Similarly, we have PCMM (People Capability Maturity Model) for organizations, which go beyond any specific product or process, but deep into the realm of how we develop our people assets and how mature are those processes to develop and grow our most valuable resources, our human resources.
In the international banking domain, we have BASEL norms. Actually, we have more than one set of norms, with progressively deeper level auditing of Banks’ risk practices. And we do need to do audit of their processes, IT systems as well as the quantitative risk models so as to adequately provide for the risk capital!
In the Analytics domain, we have multiple maturity models measuring the capabilities of organizations across various dimensions. Most of these Analytics Capability Maturity Models (ACMMs) are propagated by the vendors of Analytics products and services. Though there are other Analytics Maturity Models (AMMs), which are offered either by non-profit organizations, like INFORMS or is postulated by researchers and practitioners.

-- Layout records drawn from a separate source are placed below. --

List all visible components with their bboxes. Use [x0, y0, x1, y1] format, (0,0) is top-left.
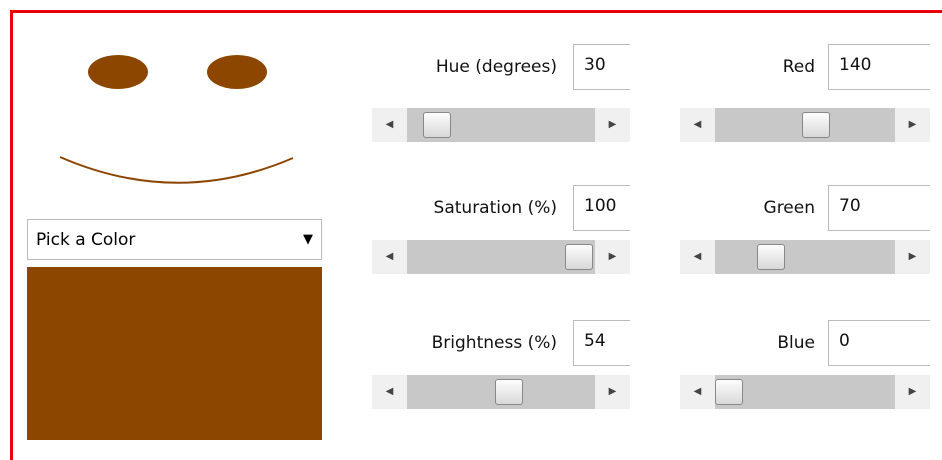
face — [59, 55, 294, 184]
slider-thumb[interactable] — [715, 379, 743, 405]
value-input[interactable]: 70 — [828, 185, 930, 231]
slider-left-arrow[interactable]: ◀ — [680, 108, 715, 142]
slider-left-arrow[interactable]: ◀ — [372, 108, 407, 142]
slider-thumb[interactable] — [565, 244, 593, 270]
smile — [59, 156, 294, 184]
field-label: Red — [782, 57, 815, 77]
slider-left-arrow[interactable]: ◀ — [680, 240, 715, 274]
slider-right-arrow[interactable]: ▶ — [895, 240, 930, 274]
field-label: Saturation (%) — [433, 198, 557, 218]
left-eye — [88, 55, 148, 89]
slider-right-arrow[interactable]: ▶ — [595, 375, 630, 409]
slider-left-arrow[interactable]: ◀ — [372, 375, 407, 409]
value-input[interactable]: 0 — [828, 320, 930, 366]
slider-thumb[interactable] — [495, 379, 523, 405]
frame — [10, 10, 942, 460]
slider-track[interactable] — [372, 108, 630, 142]
slider-right-arrow[interactable]: ▶ — [895, 108, 930, 142]
value-input[interactable]: 30 — [573, 44, 630, 90]
slider-thumb[interactable] — [802, 112, 830, 138]
slider-left-arrow[interactable]: ◀ — [372, 240, 407, 274]
slider-right-arrow[interactable]: ▶ — [595, 240, 630, 274]
field-label: Hue (degrees) — [435, 57, 557, 77]
dropdown-arrow: ▼ — [303, 232, 313, 247]
color-dropdown[interactable]: Pick a Color ▼ — [27, 219, 322, 260]
value-input[interactable]: 100 — [573, 185, 630, 231]
slider-left-arrow[interactable]: ◀ — [680, 375, 715, 409]
slider-right-arrow[interactable]: ▶ — [595, 108, 630, 142]
field-label: Brightness (%) — [431, 333, 557, 353]
field-label: Green — [763, 198, 815, 218]
slider-track[interactable] — [680, 240, 930, 274]
right-eye — [207, 55, 267, 89]
color-swatch — [27, 267, 322, 440]
dropdown-label: Pick a Color — [36, 230, 136, 250]
slider-thumb[interactable] — [423, 112, 451, 138]
slider-thumb[interactable] — [757, 244, 785, 270]
slider-right-arrow[interactable]: ▶ — [895, 375, 930, 409]
value-input[interactable]: 54 — [573, 320, 630, 366]
value-input[interactable]: 140 — [828, 44, 930, 90]
field-label: Blue — [777, 333, 815, 353]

Then, there is International Institute for Analytics, which provides Analytics research and advisory services. They have their own DELTA model for assessing Analytics maturity of organizations, led by Thomas H. Davenport.
In all these AMMs, there is an underlying assumption that an organization’s Analytics model building capabilities are commensurate with its level of maturity as per the assessment. It is implicit in these AMMs that if we provide for the elements identified by them, then we would have good Analytics model building capabilities. This may be true for some of the organizations, but may not hold for some of the others. To elaborate, the most common statistical inference anyone would draw is about correlation between two sets of data and that could be quite misleading! If someone doesn’t agree, she may look at the spurious and absurd correlations listed here!
So, what is the way out? As has been suggested in our previous posts, it makes sense to conduct an objective third part audit of Analytics projects. If outcome of the Analytics Audit confirms that the Analytics models are good, that gives us a confidence in the Analytics model building capabilities of the organization. If outcome of the Analytics Audit suggests that the Analytics models are not good enough and need improvement, that gives us a handle to do next iteration to make them good! Well, it may cost an extra bit for third party objective Analytics audits, but it saves a lot of heartburn and expenses downstream!